Das sagen die Gerichte:
-Ein Mitarbeiter, der einen Kollegen auf einer Betriebsfeier ohrfeigt, kann auch dann fristlos gekündigt werden, wenn er Betriebsratsvorsitzender ist und bereits über zwanzig Jahre in dem Unternehmen gearbeitet hat (Arbeitsgericht Osnabrück, Az.: 4 BV 13/08).
-Die Ohrfeige eines Krankenpflegehelfers gegenüber dem Bewohner eines psychiatrischen Krankenhauses stellt einen wichtigen Grund zur fristlosen Kündigung dar! Eine derart schwere Verfehlung braucht der Arbeitgeber vorher nicht abzumahnen. Dies gilt laut Landesarbeitsgericht auch, obwohl der Arbeitnehmer bereits 58 Jahre alt ist und seit 32 Jahren beschäftigt wird (LAG Schleswig-Holstein, Az.: 5 Sa 240/00).
-In einem Schmerzensgeldverfahren wurde einem Arbeitnehmer ein Schmerzensgeld in Höhe von 800 Euro von seinem vorgesetzten Schichtleiter zugesprochen. Dieser Schichtleiter hatte ihm während des Dienstes im Rahmen einer verbalen Auseinandersetzung über seine Arbeitspflichten eine Ohrfeige verpasst (LAG Köln, Az.: 5 Sa 827/08).
-Wird ein Schüler von einem Lehrer geohrfeigt, so steht ihm dann kein Schmerzensgeldanspruch zu, wenn es zu keiner schwerwiegenden Beeinträchtigung des körperlichen Wohlbefindens und des Persönlichkeitsrechts kam (LG Hanau, Az.: 4 O 1184/90).
Die Ohrfeige als Erziehungsmaßnahme
Bis ins 20. Jahrhundert wurde die Ohrfeige als probates Erziehungsmittel betrachtet. Trifft eine Ohrfeige nicht lediglich die Wange, kann es sogar gefährlich werden. In Extremfällen können Ohrfeigen bei Kindern und Jugendlichen zu einer erheblichen traumatischen Rotationsbewegung des Kopfes mit resultierender Schädelinnenraumblutung und in der Folge zu bleibenden Hirnschäden mit Behinderung oder gar zum Tode führen. Wird ein Ohr getroffen, so kann die Wirkung der flachen Hand zu einem Überdruck im äußeren Gehörgang führen, was zu dessen Verletzung führt.

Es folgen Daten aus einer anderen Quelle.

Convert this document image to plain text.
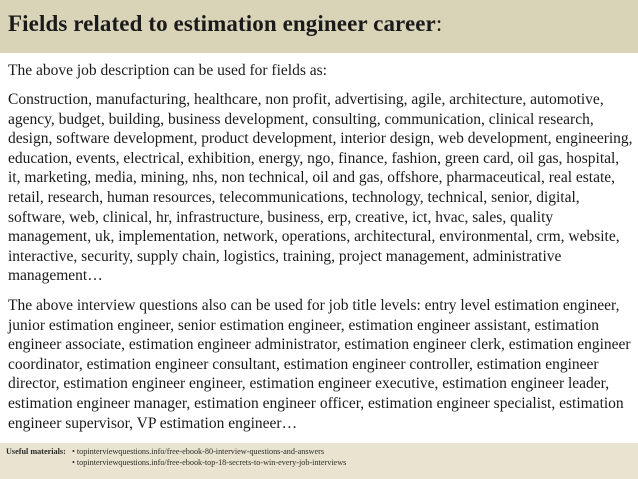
Fields related to estimation engineer career:

The above job description can be used for fields as:

Construction, manufacturing, healthcare, non profit, advertising, agile, architecture, automotive, agency, budget, building, business development, consulting, communication, clinical research, design, software development, product development, interior design, web development, engineering, education, events, electrical, exhibition, energy, ngo, finance, fashion, green card, oil gas, hospital, it, marketing, media, mining, nhs, non technical, oil and gas, offshore, pharmaceutical, real estate, retail, research, human resources, telecommunications, technology, technical, senior, digital, software, web, clinical, hr, infrastructure, business, erp, creative, ict, hvac, sales, quality management, uk, implementation, network, operations, architectural, environmental, crm, website, interactive, security, supply chain, logistics, training, project management, administrative management…

The above interview questions also can be used for job title levels: entry level estimation engineer, junior estimation engineer, senior estimation engineer, estimation engineer assistant, estimation engineer associate, estimation engineer administrator, estimation engineer clerk, estimation engineer coordinator, estimation engineer consultant, estimation engineer controller, estimation engineer director, estimation engineer engineer, estimation engineer executive, estimation engineer leader, estimation engineer manager, estimation engineer officer, estimation engineer specialist, estimation engineer supervisor, VP estimation engineer…

Useful materials: • topinterviewquestions.info/free-ebook-80-interview-questions-and-answers
• topinterviewquestions.info/free-ebook-top-18-secrets-to-win-every-job-interviews
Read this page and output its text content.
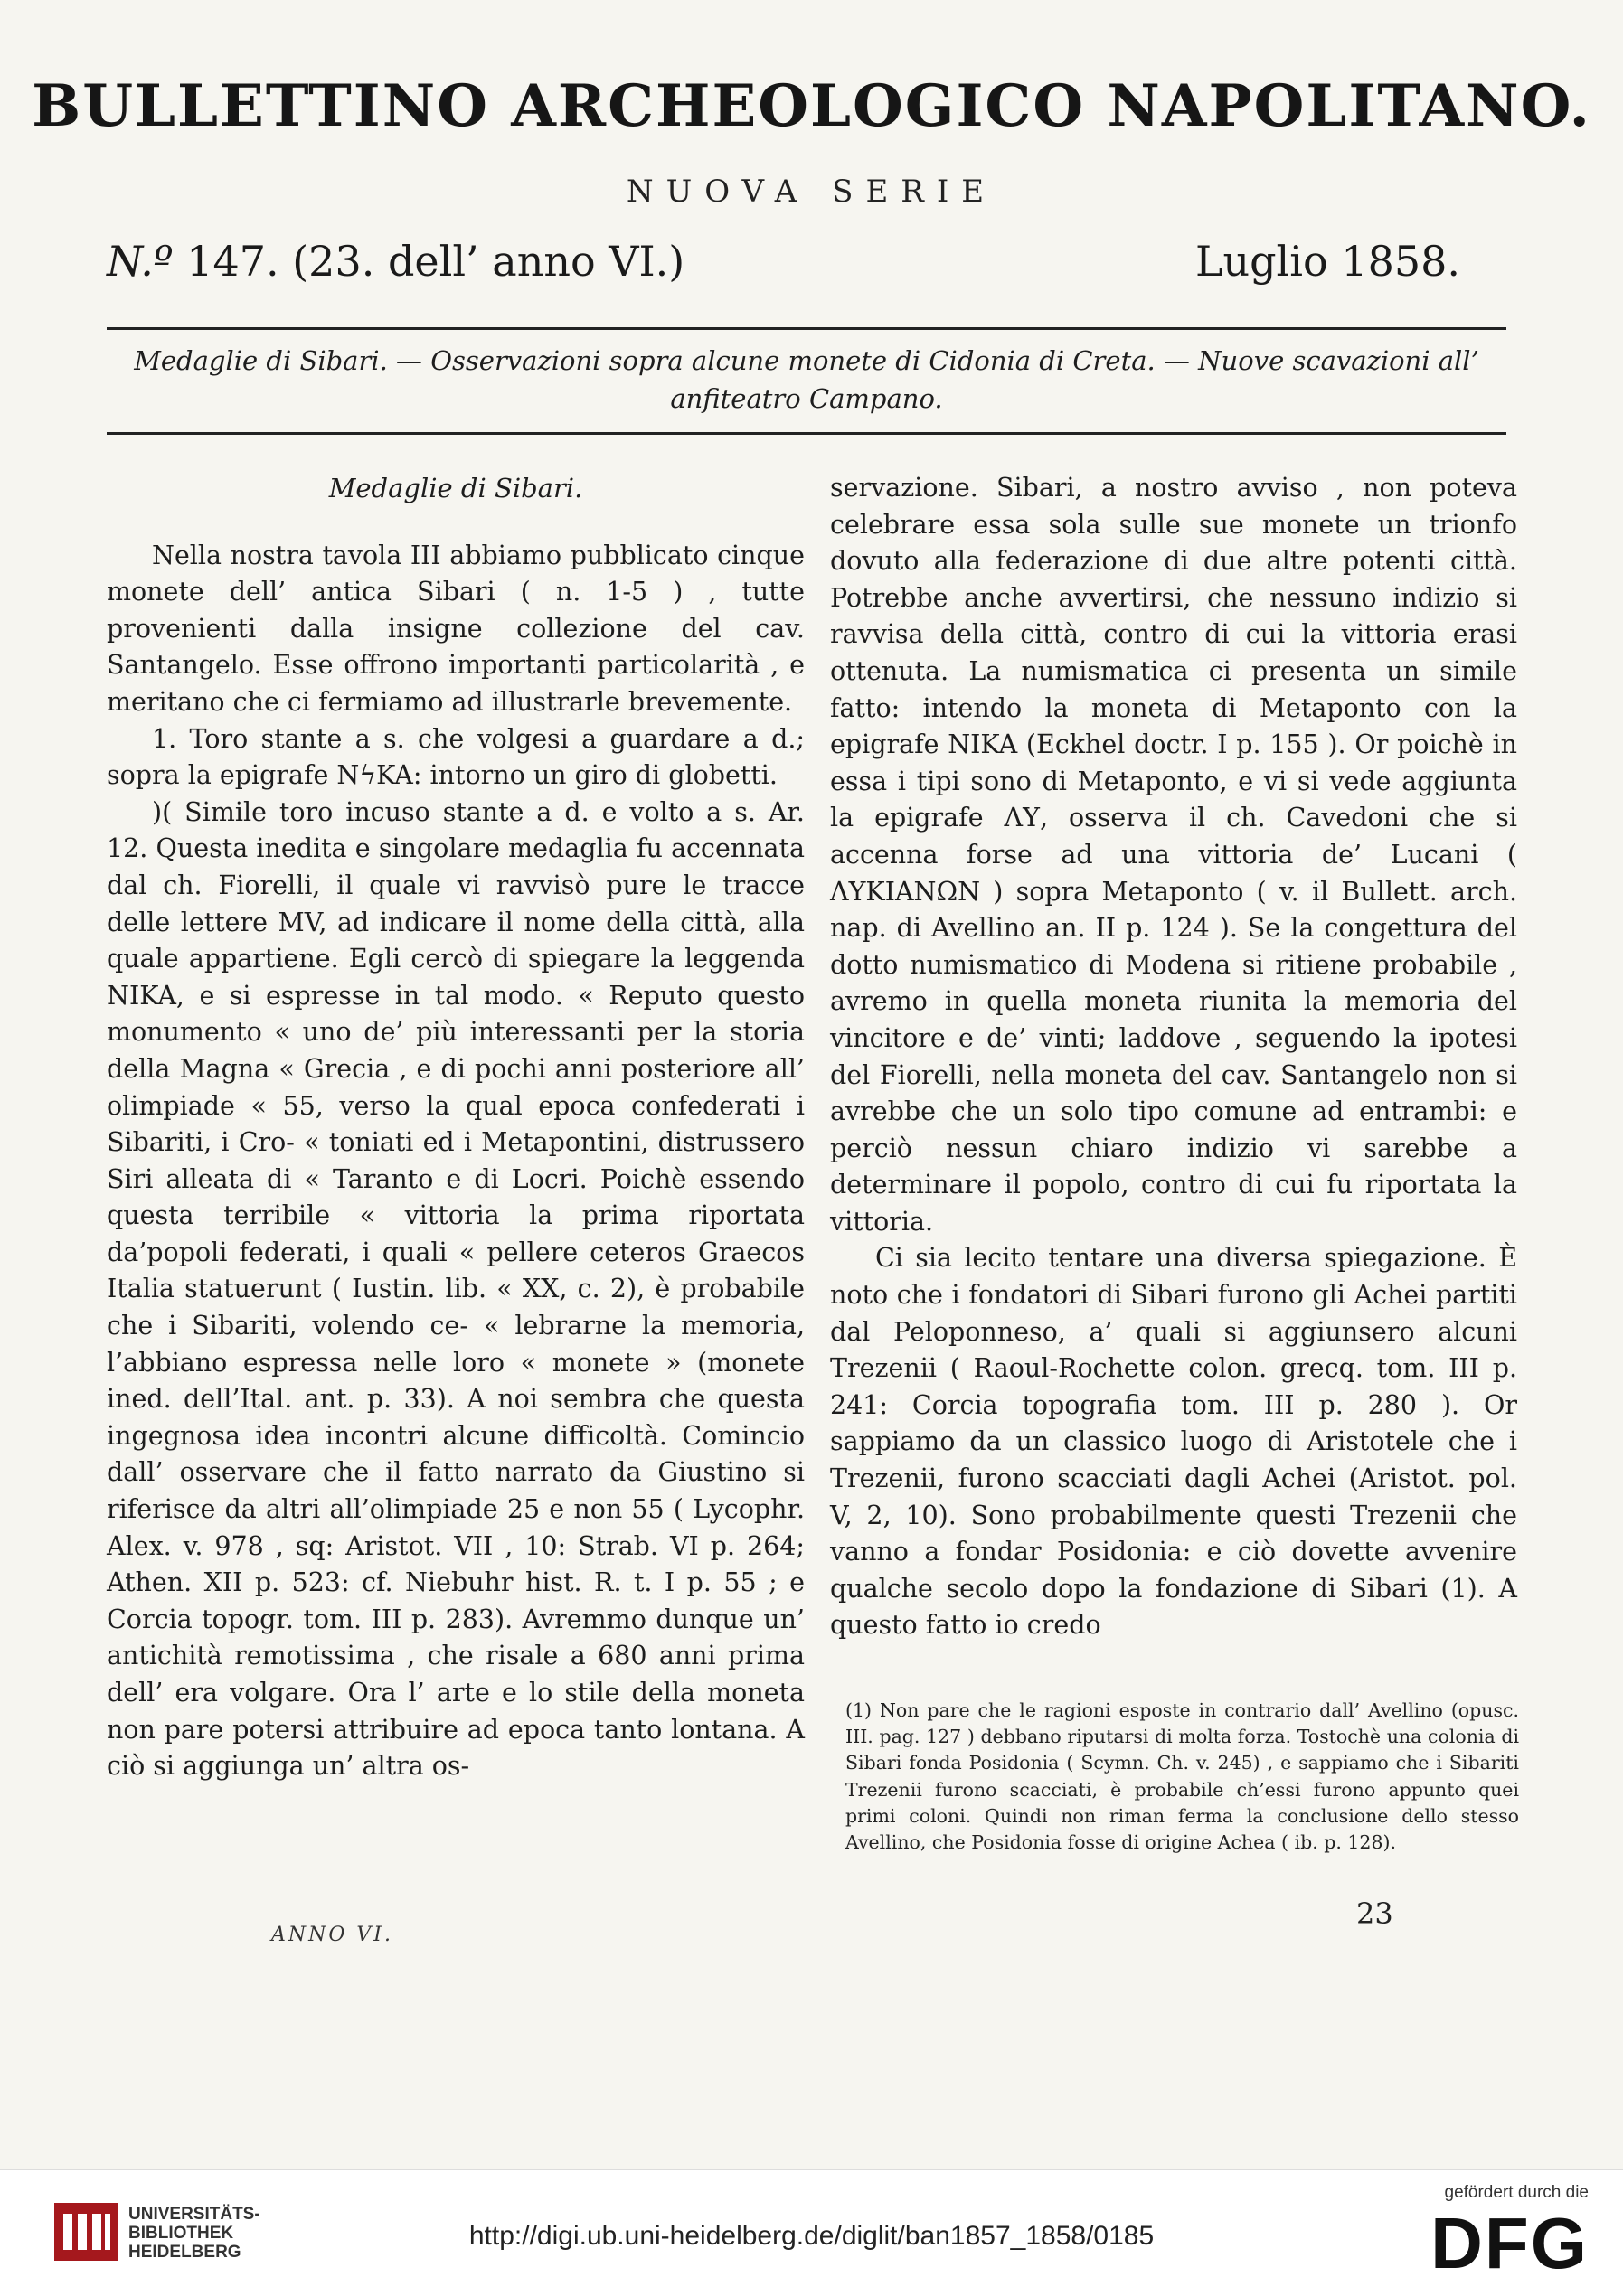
BULLETTINO ARCHEOLOGICO NAPOLITANO.
NUOVA SERIE
N.º 147. (23. dell’ anno VI.)	Luglio 1858.
Medaglie di Sibari. — Osservazioni sopra alcune monete di Cidonia di Creta. — Nuove scavazioni all’ anfiteatro Campano.

Medaglie di Sibari.

Nella nostra tavola III abbiamo pubblicato cinque monete dell’ antica Sibari ( n. 1-5 ) , tutte provenienti dalla insigne collezione del cav. Santangelo. Esse offrono importanti particolarità , e meritano che ci fermiamo ad illustrarle brevemente.

1. Toro stante a s. che volgesi a guardare a d.; sopra la epigrafe NϟKA: intorno un giro di globetti.

)( Simile toro incuso stante a d. e volto a s. Ar. 12. Questa inedita e singolare medaglia fu accennata dal ch. Fiorelli, il quale vi ravvisò pure le tracce delle lettere MV, ad indicare il nome della città, alla quale appartiene. Egli cercò di spiegare la leggenda NIKA, e si espresse in tal modo. « Reputo questo monumento « uno de’ più interessanti per la storia della Magna « Grecia , e di pochi anni posteriore all’ olimpiade « 55, verso la qual epoca confederati i Sibariti, i Cro- « toniati ed i Metapontini, distrussero Siri alleata di « Taranto e di Locri. Poichè essendo questa terribile « vittoria la prima riportata da’popoli federati, i quali « pellere ceteros Graecos Italia statuerunt ( Iustin. lib. « XX, c. 2), è probabile che i Sibariti, volendo ce- « lebrarne la memoria, l’abbiano espressa nelle loro « monete » (monete ined. dell’Ital. ant. p. 33). A noi sembra che questa ingegnosa idea incontri alcune difficoltà. Comincio dall’ osservare che il fatto narrato da Giustino si riferisce da altri all’olimpiade 25 e non 55 ( Lycophr. Alex. v. 978 , sq: Aristot. VII , 10: Strab. VI p. 264; Athen. XII p. 523: cf. Niebuhr hist. R. t. I p. 55 ; e Corcia topogr. tom. III p. 283). Avremmo dunque un’ antichità remotissima , che risale a 680 anni prima dell’ era volgare. Ora l’ arte e lo stile della moneta non pare potersi attribuire ad epoca tanto lontana. A ciò si aggiunga un’ altra os-

servazione. Sibari, a nostro avviso , non poteva celebrare essa sola sulle sue monete un trionfo dovuto alla federazione di due altre potenti città. Potrebbe anche avvertirsi, che nessuno indizio si ravvisa della città, contro di cui la vittoria erasi ottenuta. La numismatica ci presenta un simile fatto: intendo la moneta di Metaponto con la epigrafe NIKA (Eckhel doctr. I p. 155 ). Or poichè in essa i tipi sono di Metaponto, e vi si vede aggiunta la epigrafe ΛΥ, osserva il ch. Cavedoni che si accenna forse ad una vittoria de’ Lucani ( ΛΥΚΙΑΝΩΝ ) sopra Metaponto ( v. il Bullett. arch. nap. di Avellino an. II p. 124 ). Se la congettura del dotto numismatico di Modena si ritiene probabile , avremo in quella moneta riunita la memoria del vincitore e de’ vinti; laddove , seguendo la ipotesi del Fiorelli, nella moneta del cav. Santangelo non si avrebbe che un solo tipo comune ad entrambi: e perciò nessun chiaro indizio vi sarebbe a determinare il popolo, contro di cui fu riportata la vittoria.

Ci sia lecito tentare una diversa spiegazione. È noto che i fondatori di Sibari furono gli Achei partiti dal Peloponneso, a’ quali si aggiunsero alcuni Trezenii ( Raoul-Rochette colon. grecq. tom. III p. 241: Corcia topografia tom. III p. 280 ). Or sappiamo da un classico luogo di Aristotele che i Trezenii, furono scacciati dagli Achei (Aristot. pol. V, 2, 10). Sono probabilmente questi Trezenii che vanno a fondar Posidonia: e ciò dovette avvenire qualche secolo dopo la fondazione di Sibari (1). A questo fatto io credo

(1) Non pare che le ragioni esposte in contrario dall’ Avellino (opusc. III. pag. 127 ) debbano riputarsi di molta forza. Tostochè una colonia di Sibari fonda Posidonia ( Scymn. Ch. v. 245) , e sappiamo che i Sibariti Trezenii furono scacciati, è probabile ch’essi furono appunto quei primi coloni. Quindi non riman ferma la conclusione dello stesso Avellino, che Posidonia fosse di origine Achea ( ib. p. 128).
ANNO VI.
23
UNIVERSITÄTS-
BIBLIOTHEK
HEIDELBERG
http://digi.ub.uni-heidelberg.de/diglit/ban1857_1858/0185
gefördert durch die
DFG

Die Ohrfeige als Erziehungsmaßnahme bei Kindern und Jugendlichen verbietet sich laut ARAG Experten somit eigentlich schon von selbst. In Deutschland ist die körperliche Bestrafung gegenüber Kindern und Jugendlichen seit Erlass des Gesetzes zur Ächtung von Gewalt in der Erziehung im Jahr 2000 auch gesetzlich verboten und strafbar!